AI-driven drug development also has major policy implications. Countries with advanced AI infrastructure can respond rapidly to public health emergencies. During the COVID-19 pandemic, researchers used AI to identify antiviruses and optimize vaccine design. Moderna modeled its mRNA vaccine with AI, achieving record-breaking development speed. Nations with AI-enabled drug pipelines will gain strategic advantages in outbreak containment, public trust, and global influence.
These advancements may also deepen global inequality. As political scientist Harold Lasswell famously argued, “Politics is about who gets what, when, and how.” In the context of AI-driven drug development, wealthier nations build the necessary infrastructure to access vast datasets, cloud computing resources, and advanced algorithms. This concentration determines not only who can innovate, but who gains access to life-saving treatments.
Jewish law issues a warning against such imbalances. The Torah commands, “Justice, justice shall you pursue” (Deuteronomy 16:20), which is not only a legal principle but also a demand for fairness. Mastery of AI-designed medicine entails control over global health outcomes through pricing, licensing, and distribution; this technological revolution imparts both economic and moral imperatives.

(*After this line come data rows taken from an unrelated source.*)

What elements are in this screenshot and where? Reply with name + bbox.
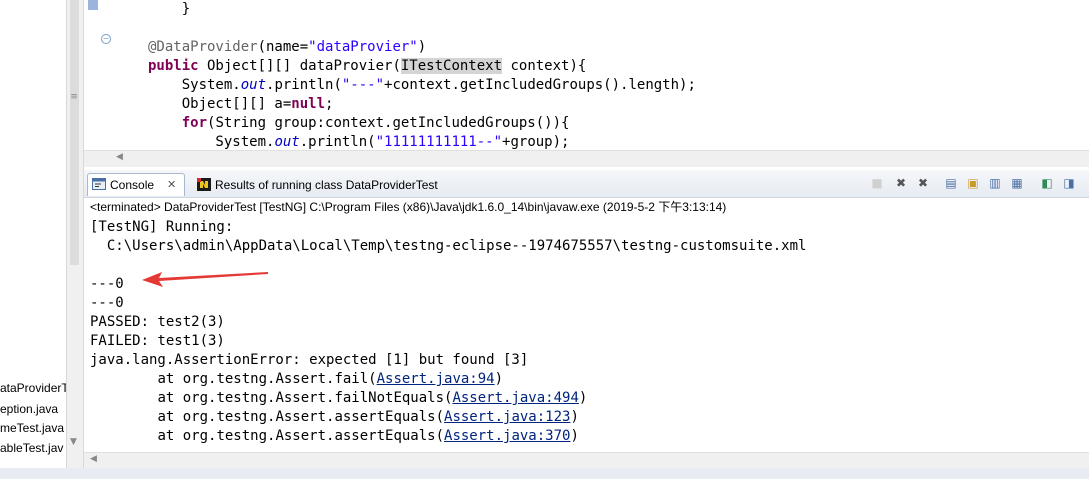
console-icon bbox=[92, 178, 106, 190]
output-line: ---0 bbox=[90, 276, 124, 292]
stacktrace-text: at org.testng.Assert.fail( bbox=[90, 371, 377, 387]
fold-collapse-icon[interactable]: − bbox=[101, 34, 111, 44]
tree-item[interactable]: meTest.java bbox=[0, 421, 64, 435]
status-bar bbox=[0, 468, 1089, 479]
console-output: [TestNG] Running: C:\Users\admin\AppData… bbox=[90, 218, 806, 446]
stacktrace-link[interactable]: Assert.java:123 bbox=[444, 409, 570, 425]
stacktrace-text: ) bbox=[570, 409, 579, 425]
output-line: FAILED: test1(3) bbox=[90, 333, 225, 349]
tree-item[interactable]: ataProviderT bbox=[0, 381, 66, 395]
show-on-output-icon[interactable]: ▦ bbox=[1009, 175, 1025, 191]
console-horizontal-scrollbar[interactable]: ◀ bbox=[84, 452, 1089, 469]
stacktrace-link[interactable]: Assert.java:494 bbox=[452, 390, 578, 406]
stacktrace-text: at org.testng.Assert.assertEquals( bbox=[90, 428, 445, 444]
stacktrace-text: ) bbox=[494, 371, 504, 387]
stacktrace-text: at org.testng.Assert.failNotEquals( bbox=[90, 390, 453, 406]
editor-horizontal-scrollbar[interactable]: ◀ bbox=[84, 150, 1089, 167]
console-status-line: <terminated> DataProviderTest [TestNG] C… bbox=[84, 198, 1089, 216]
pin-console-icon[interactable]: ◧ bbox=[1039, 175, 1055, 191]
stacktrace-line: at org.testng.Assert.assertEquals(Assert… bbox=[90, 428, 579, 444]
output-line: C:\Users\admin\AppData\Local\Temp\testng… bbox=[90, 238, 807, 254]
output-line: ---0 bbox=[90, 295, 124, 311]
red-arrow-icon bbox=[142, 272, 268, 287]
stacktrace-line: at org.testng.Assert.assertEquals(Assert… bbox=[90, 409, 579, 425]
word-wrap-icon[interactable]: ▥ bbox=[987, 175, 1003, 191]
view-tabbar: Console ✕ Results of running class DataP… bbox=[84, 170, 1089, 198]
code-line: } bbox=[148, 1, 191, 17]
code-editor[interactable]: − } @DataProvider(name="dataProvier") pu… bbox=[84, 0, 1089, 168]
grip-icon: ≡ bbox=[70, 92, 78, 102]
code-line: public Object[][] dataProvier(ITestConte… bbox=[148, 58, 587, 74]
output-line: java.lang.AssertionError: expected [1] b… bbox=[90, 352, 529, 368]
remove-launch-icon[interactable]: ✖ bbox=[893, 175, 909, 191]
remove-all-launches-icon[interactable]: ✖ bbox=[915, 175, 931, 191]
stacktrace-link[interactable]: Assert.java:370 bbox=[444, 428, 570, 444]
clear-console-icon[interactable]: ▤ bbox=[943, 175, 959, 191]
tree-item[interactable]: eption.java bbox=[0, 402, 58, 416]
terminate-icon[interactable]: ■ bbox=[869, 175, 885, 191]
bookmark-marker-icon bbox=[88, 0, 98, 10]
output-line: [TestNG] Running: bbox=[90, 219, 234, 235]
code-line: for(String group:context.getIncludedGrou… bbox=[181, 115, 570, 131]
stacktrace-text: at org.testng.Assert.assertEquals( bbox=[90, 409, 445, 425]
stacktrace-line: at org.testng.Assert.failNotEquals(Asser… bbox=[90, 390, 587, 406]
tab-console[interactable]: Console ✕ bbox=[87, 173, 185, 196]
tab-testng-results[interactable]: Results of running class DataProviderTes… bbox=[192, 173, 464, 197]
tab-results-label: Results of running class DataProviderTes… bbox=[215, 178, 438, 192]
code-line: Object[][] a=null; bbox=[148, 96, 334, 112]
package-explorer: ataProviderT eption.java meTest.java abl… bbox=[0, 0, 66, 479]
code-text: } @DataProvider(name="dataProvier") publ… bbox=[148, 0, 696, 152]
display-console-icon[interactable]: ◨ bbox=[1061, 175, 1077, 191]
code-line: System.out.println("11111111111--"+group… bbox=[148, 134, 570, 150]
stacktrace-text: ) bbox=[578, 390, 588, 406]
console-view: Console ✕ Results of running class DataP… bbox=[84, 170, 1089, 479]
scroll-left-arrow-icon[interactable]: ◀ bbox=[90, 454, 97, 464]
code-line: System.out.println("---"+context.getIncl… bbox=[148, 77, 696, 93]
scrollbar-thumb[interactable] bbox=[70, 0, 79, 265]
scroll-lock-icon[interactable]: ▣ bbox=[965, 175, 981, 191]
explorer-scrollbar[interactable]: ≡ ▼ bbox=[66, 0, 84, 479]
scroll-down-arrow-icon[interactable]: ▼ bbox=[70, 437, 77, 447]
tree-item[interactable]: ableTest.jav bbox=[0, 441, 63, 455]
scroll-left-arrow-icon[interactable]: ◀ bbox=[116, 152, 123, 162]
stacktrace-text: ) bbox=[570, 428, 579, 444]
tab-console-label: Console bbox=[110, 178, 155, 192]
stacktrace-link[interactable]: Assert.java:94 bbox=[377, 371, 495, 387]
stacktrace-line: at org.testng.Assert.fail(Assert.java:94… bbox=[90, 371, 503, 387]
close-icon[interactable]: ✕ bbox=[167, 174, 176, 196]
output-line: PASSED: test2(3) bbox=[90, 314, 225, 330]
code-line: @DataProvider(name="dataProvier") bbox=[148, 39, 427, 55]
testng-icon bbox=[197, 178, 211, 191]
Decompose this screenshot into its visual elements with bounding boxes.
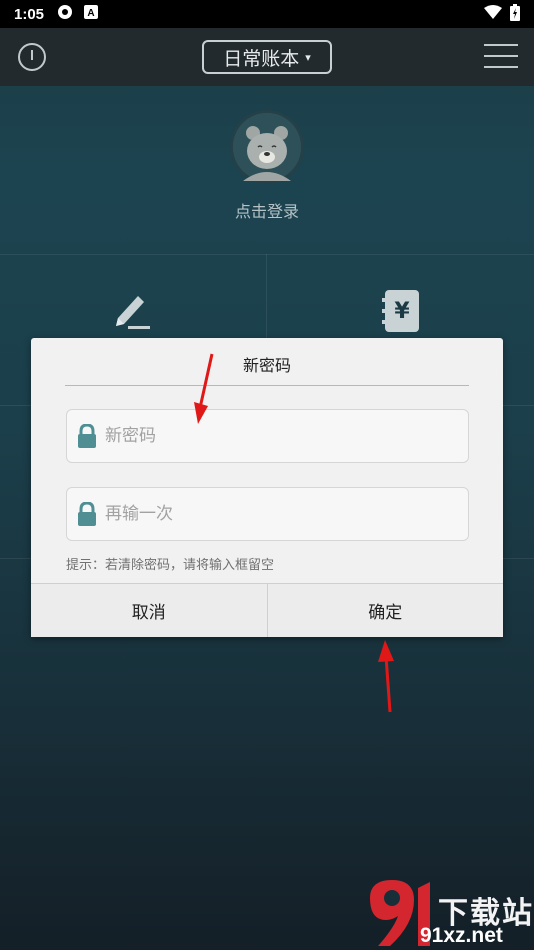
confirm-password-input[interactable] [105, 504, 445, 524]
annotation-arrow-icon [378, 640, 394, 713]
grid-divider [0, 254, 534, 255]
confirm-password-field[interactable] [66, 487, 469, 541]
dialog-title: 新密码 [242, 356, 291, 375]
settings-app-icon [56, 3, 74, 25]
chevron-down-icon: ▾ [305, 50, 311, 64]
status-time: 1:05 [14, 5, 45, 23]
app-toolbar: 日常账本 ▾ [0, 28, 534, 86]
new-password-input[interactable] [105, 426, 445, 446]
hamburger-menu-icon[interactable] [484, 44, 518, 70]
watermark-url: 91xz.net [420, 924, 503, 947]
dialog-button-row: 取消 确定 [31, 583, 503, 637]
a-app-icon: A [84, 5, 99, 23]
bear-avatar-icon [233, 113, 301, 181]
book-selector[interactable]: 日常账本 ▾ [202, 40, 332, 74]
cancel-button[interactable]: 取消 [31, 584, 268, 637]
wifi-icon [484, 5, 502, 23]
confirm-button[interactable]: 确定 [267, 584, 503, 637]
svg-text:A: A [87, 8, 94, 19]
status-bar: 1:05 A [0, 0, 534, 28]
lock-icon [77, 501, 97, 526]
new-password-field[interactable] [66, 409, 469, 463]
dialog-divider [65, 385, 469, 386]
password-hint: 提示：若清除密码，请将输入框留空 [66, 558, 275, 573]
login-link[interactable]: 点击登录 [0, 198, 534, 222]
book-selector-label: 日常账本 [223, 47, 300, 70]
lock-icon [77, 423, 97, 448]
annotation-arrow-icon [194, 353, 214, 424]
new-password-dialog: 新密码 提示：若清除密码，请将输入框留空 取消 确定 [31, 338, 503, 637]
battery-icon [510, 3, 520, 25]
yen-ledger-icon[interactable]: ¥ [382, 290, 420, 332]
power-icon[interactable] [17, 42, 47, 72]
avatar[interactable] [230, 110, 304, 184]
pen-icon[interactable] [110, 290, 154, 334]
svg-text:¥: ¥ [394, 299, 410, 324]
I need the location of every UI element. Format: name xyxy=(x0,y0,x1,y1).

In the Torah, healing does not defy God; rather, it is a moral responsibility. The verse “ורפא ירפא”— “and He shall surely heal” (Exodus 21:19) requires humans to practice medicine. AI-driven drug development is a modern application of this mandate. Furthermore, pikuach nefesh, the obligation to save lives, indicates that developing life-saving drugs is not just innovative but morally urgent.
AI-designed drugs represent more than a scientific breakthrough; they mark a seismic shift in medicine, economics, and politics. The technology promises faster cures, lower costs, and more precise treatments, but the question of how its benefits will be distributed remains unresolved. As AI continues to redefine drug development, the central question is no longer what AI can do, but who controls it, who regulates it, and who ultimately benefits from its cures.